I recently watched an adaptation of The Tractate Middot, the 1911 M. R. James ghost story. The BBC adaptation aired on Christmas Day back in 2013 and is one many excellent adaptations of James's stories available. One reason I was interested in watching this one was seeing how the producers created the cob-webbed-face specter who appeared to Mr. Garrett:
I tell you, he had a very nasty bald head. It looked to me dry, and it looked dusty, and the streaks of hair across it were much less like hair than cobwebs...Though, for one reason or another I didn't take in the lower part of his face I did see the upper part; and it was perfectly dry, and the eyes were very deep-sunk; and over them, from the eyebrows to the cheek-bones there were cobwebs-thick.

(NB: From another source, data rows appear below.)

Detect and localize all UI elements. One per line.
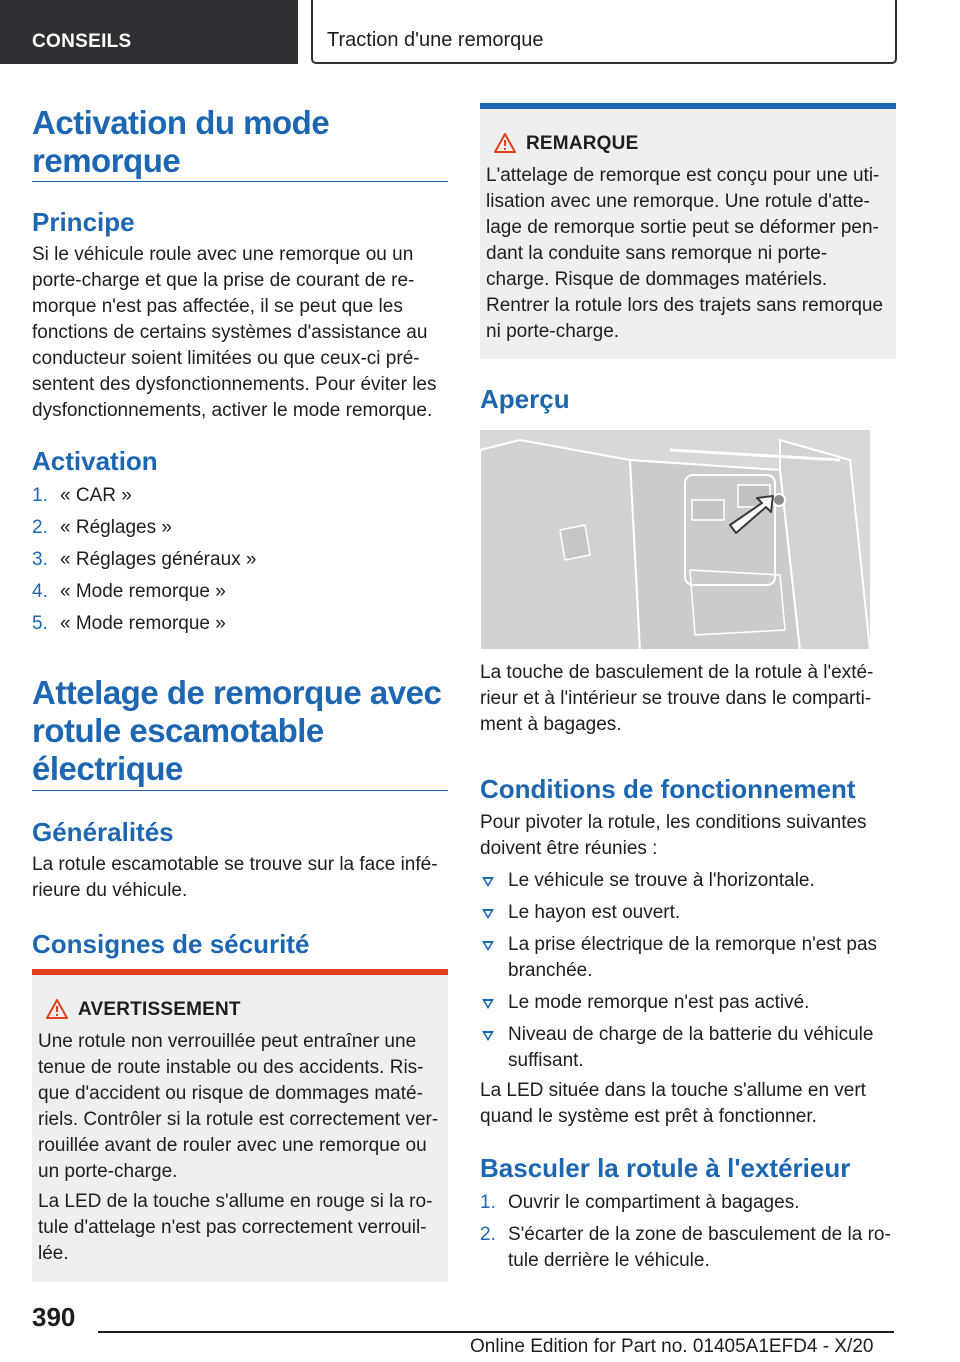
section-label: CONSEILS — [32, 31, 132, 52]
edition-text: Online Edition for Part no. 01405A1EFD4 - X/20 — [470, 1336, 874, 1357]
conditions-list — [480, 868, 896, 1080]
notice-box — [480, 103, 896, 359]
notice-triangle-icon — [494, 133, 516, 153]
list-item — [32, 547, 448, 573]
chapter-tab — [311, 0, 897, 64]
list-item — [32, 515, 448, 541]
step-text: « CAR » — [60, 485, 132, 506]
step-number: 1. — [32, 485, 48, 506]
condition-text: Le hayon est ouvert. — [508, 902, 681, 923]
heading-principe: Principe — [32, 207, 135, 237]
footer-rule — [98, 1331, 894, 1333]
heading-generalites: Généralités — [32, 817, 174, 847]
heading-rule — [32, 790, 448, 791]
list-item — [480, 1222, 896, 1274]
basculer-steps — [480, 1190, 896, 1280]
warning-bar — [32, 969, 448, 975]
warning-text-1: Une rotule non verrouillée peut entraîner une tenue de route instable ou des accidents. Ris-que d'accident ou risque de dommages maté-riels. Contrôler si la rotule est correctement ver-rouillée avant de rouler avec une remorque ou un porte-charge. — [38, 1031, 439, 1182]
heading-rule — [32, 181, 448, 182]
heading-consignes-securite: Consignes de sécurité — [32, 929, 310, 959]
step-text: S'écarter de la zone de basculement de la ro-tule derrière le véhicule. — [508, 1224, 891, 1271]
step-text: « Mode remorque » — [60, 581, 226, 602]
heading-activation: Activation — [32, 446, 158, 476]
list-item — [480, 1022, 896, 1074]
step-text: « Mode remorque » — [60, 613, 226, 634]
notice-bar — [480, 103, 896, 109]
activation-steps — [32, 483, 448, 643]
generalites-text: La rotule escamotable se trouve sur la face infé-rieure du véhicule. — [32, 854, 438, 901]
bullet-triangle-icon — [482, 877, 494, 887]
step-number: 1. — [480, 1192, 496, 1213]
list-item — [32, 483, 448, 509]
step-number: 5. — [32, 613, 48, 634]
warning-box — [32, 969, 448, 1282]
step-text: Ouvrir le compartiment à bagages. — [508, 1192, 800, 1213]
section-tab — [0, 0, 298, 64]
condition-text: Le véhicule se trouve à l'horizontale. — [508, 870, 815, 891]
condition-text: La prise électrique de la remorque n'est pas branchée. — [508, 934, 878, 981]
step-number: 4. — [32, 581, 48, 602]
bullet-triangle-icon — [482, 1031, 494, 1041]
principe-text: Si le véhicule roule avec une remorque ou un porte-charge et que la prise de courant de re-morque n'est pas affectée, il se peut que les fonctions de certains systèmes d'assistance au conducteur soient limitées ou que ceux-ci pré-sentent des dysfonctionnements. Pour éviter les dysfonctionnements, activer le mode remorque. — [32, 244, 437, 421]
list-item — [480, 900, 896, 926]
list-item — [32, 611, 448, 637]
heading-apercu: Aperçu — [480, 384, 570, 414]
condition-text: Niveau de charge de la batterie du véhicule suffisant. — [508, 1024, 874, 1071]
heading-conditions: Conditions de fonctionnement — [480, 774, 856, 804]
step-number: 2. — [32, 517, 48, 538]
notice-title: REMARQUE — [526, 133, 639, 154]
warning-triangle-icon — [46, 999, 68, 1019]
list-item — [480, 868, 896, 894]
page-number: 390 — [32, 1302, 76, 1332]
condition-text: Le mode remorque n'est pas activé. — [508, 992, 810, 1013]
conditions-intro: Pour pivoter la rotule, les conditions suivantes doivent être réunies : — [480, 812, 867, 859]
step-text: « Réglages » — [60, 517, 172, 538]
heading-activation-mode-remorque: Activation du mode remorque — [32, 104, 330, 179]
trunk-illustration-svg — [480, 430, 870, 650]
warning-title: AVERTISSEMENT — [78, 999, 241, 1020]
list-item — [32, 579, 448, 605]
notice-text: L'attelage de remorque est conçu pour une uti-lisation avec une remorque. Une rotule d'atte-lage de remorque sortie peut se déformer pen-dant la conduite sans remorque ni porte-charge. Risque de dommages matériels. Rentrer la rotule lors des trajets sans remorque ni porte-charge. — [486, 165, 884, 342]
step-number: 2. — [480, 1224, 496, 1245]
warning-text-2: La LED de la touche s'allume en rouge si la ro-tule d'attelage n'est pas correctement verrouil-lée. — [38, 1191, 433, 1264]
trunk-switch-illustration — [480, 430, 870, 650]
list-item — [480, 990, 896, 1016]
heading-basculer-rotule: Basculer la rotule à l'extérieur — [480, 1153, 851, 1183]
step-text: « Réglages généraux » — [60, 549, 257, 570]
bullet-triangle-icon — [482, 909, 494, 919]
bullet-triangle-icon — [482, 941, 494, 951]
chapter-title: Traction d'une remorque — [327, 29, 544, 51]
list-item — [480, 932, 896, 984]
heading-attelage-rotule-escamotable: Attelage de remorque avec rotule escamotable électrique — [32, 674, 442, 787]
apercu-text: La touche de basculement de la rotule à l'exté-rieur et à l'intérieur se trouve dans le comparti-ment à bagages. — [480, 662, 874, 735]
bullet-triangle-icon — [482, 999, 494, 1009]
step-number: 3. — [32, 549, 48, 570]
list-item — [480, 1190, 896, 1216]
led-text: La LED située dans la touche s'allume en vert quand le système est prêt à fonctionner. — [480, 1080, 866, 1127]
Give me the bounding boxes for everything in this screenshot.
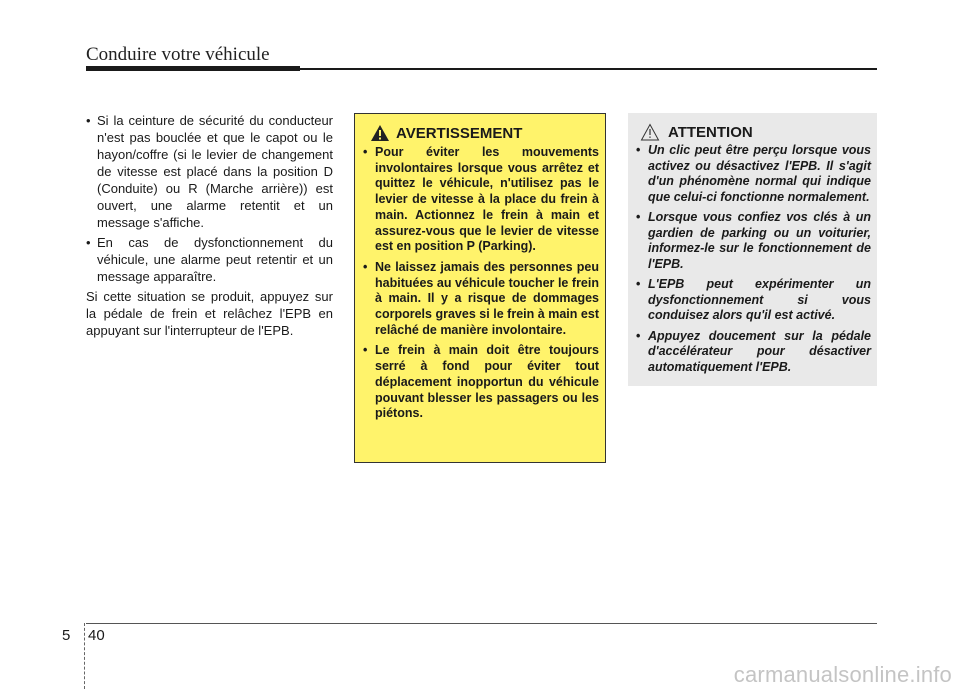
page-number: 40	[88, 627, 105, 644]
warning-title: AVERTISSEMENT	[396, 124, 523, 142]
page-header-title: Conduire votre véhicule	[86, 44, 270, 65]
watermark-text: carmanualsonline.info	[733, 662, 952, 687]
warning-triangle-icon	[370, 124, 390, 142]
caution-title: ATTENTION	[668, 123, 753, 141]
left-bullet-list	[86, 112, 333, 285]
caution-item: • Un clic peut être perçu lorsque vous activez ou désactivez l'EPB. Il s'agit d'un phénomène normal qui indique que celui-ci fonctionne normalement.	[636, 143, 871, 205]
left-bullet-item: • Si la ceinture de sécurité du conducteur n'est pas bouclée et que le capot ou le hayon/coffre (si le levier de changement de vitesse est placé dans la position D (Conduite) ou R (Marche arrière)) est ouvert, une alarme retentit et un message s'affiche.	[86, 112, 333, 231]
left-bullet-item: • En cas de dysfonctionnement du véhicule, une alarme peut retentir et un message apparaître.	[86, 234, 333, 285]
warning-box	[354, 113, 606, 463]
caution-item: • L'EPB peut expérimenter un dysfonctionnement si vous conduisez alors qu'il est activé.	[636, 277, 871, 324]
caution-item: • Lorsque vous confiez vos clés à un gardien de parking ou un voiturier, informez-le sur le fonctionnement de l'EPB.	[636, 210, 871, 272]
chapter-number: 5	[62, 627, 71, 644]
header-rule-thin	[300, 68, 877, 70]
left-column-text	[86, 112, 333, 339]
left-paragraph: Si cette situation se produit, appuyez sur la pédale de frein et relâchez l'EPB en appuyant sur l'interrupteur de l'EPB.	[86, 289, 333, 338]
warning-item: • Le frein à main doit être toujours serré à fond pour éviter tout déplacement inopportun du véhicule pouvant blesser les passagers ou les piétons.	[363, 343, 599, 422]
caution-item: • Appuyez doucement sur la pédale d'accélérateur pour désactiver automatiquement l'EPB.	[636, 329, 871, 376]
caution-header	[640, 123, 871, 141]
footer-rule	[86, 623, 877, 624]
caution-triangle-icon	[640, 123, 660, 141]
header-rule-thick	[86, 66, 300, 71]
footer-divider	[84, 623, 85, 689]
warning-header	[370, 124, 599, 142]
warning-list	[363, 145, 599, 422]
warning-item: • Ne laissez jamais des personnes peu habituées au véhicule toucher le frein à main. Il y a risque de dommages corporels graves si le frein à main est relâché de manière involontaire.	[363, 260, 599, 339]
caution-list	[636, 143, 871, 375]
warning-item: • Pour éviter les mouvements involontaires lorsque vous arrêtez et quittez le véhicule, n'utilisez pas le levier de vitesse à la place du frein à main. Actionnez le frein à main et assurez-vous que le levier de vitesse est en position P (Parking).	[363, 145, 599, 255]
caution-box	[628, 113, 877, 386]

Bellairs wrote in The Lamp from the Warlock's Tomb (1988) of Willis Nightwood, an eccentric lawyer from Stillwater, Wisconsin, who supposedly succumbed to an accident during occult ceremony and consumed by a demon. It’s the so-called oil lamp demon, described as short with a pale, bald, freckled face covered with a crisscrossing mass of black strands similar to spider webs, that appears to be one of Bellairs many allusions to Jamesian motifs.

It’s just as fun seeing new takes on the Bellairs Corpus characters and scenes from contemporary artists as it is seeing modern interpretations on the material we know inspired Bellairs.  It also makes me wonder how the Bellairs Corpus could look were it ever adapted visually.